Perhaps I asked the wrong question - I should have said "does Through the Breach have a specfic focus or does it just you create characters from tthe world of Malifaux to go off and do whatever they want". It seems that the answer is the latter.
Every game has some assumptions about how you play it. Take your Pathfinder example. Its a poor game for some stories set in the Pathfinder universe. If I want to run a trading empire game based around shipping in the Inner Sea for example, or run nations at war in Golarion, I'd be better served by Reign. Thats because the default assumption of Pathfinder is "You're heroic adventurers who use martial skills, divine and arcane magic to defeat evil monsters and take their stuff", in which case page after page of combat spells, feats and monster stats is a waste of time, space and money for my shipping empire game.
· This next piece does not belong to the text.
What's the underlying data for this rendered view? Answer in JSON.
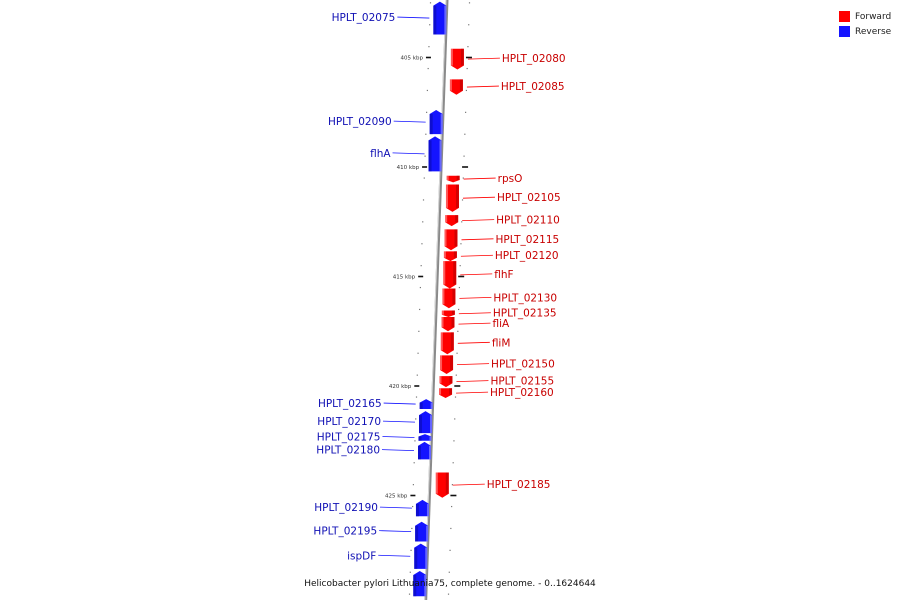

Some games have a narrower focus than others; some like TTB it seems, or any version of D&D, say "why are all the PCs working together? Dunno. Up to you. Make it up".
Some however say "you all work for an Inquisitor (Dark Heresy). I know that Tau are part of the WH40K universe, but to play a bunch of Tau this is the wrong game".
Telling me "it's the Malifaux RPG" leaves me to assume (with no more info that) that anything I see in the minis game I can have in the RPG. Can players fight Masters? Can players be masters? Can I play a resurrectionist? Are there rules for summoning magic, schools of magic, building a construct? Playing a construct? If I want a bunch of PCs who are a Ten Thunders ninja squad, are there detailed martial arts rules?
Is the game deadly? Are monsters and Neverborn bags of hit points for heroic PCs to take down with awesome powers and skills without breaking a sweat, like say in 4e D&D or Feng Shui? Or they murderous horrors against whom fighting is the last resort, like in Call of Cthulhu? Somewhere in between? Could they drive the PCs insane? Are there rules for driving the PCs insane? Is there is skill list, or is it more freeform, like Fate Aspects or 13th Age backgrounds?
Thats the sort of stuff I want to know more about.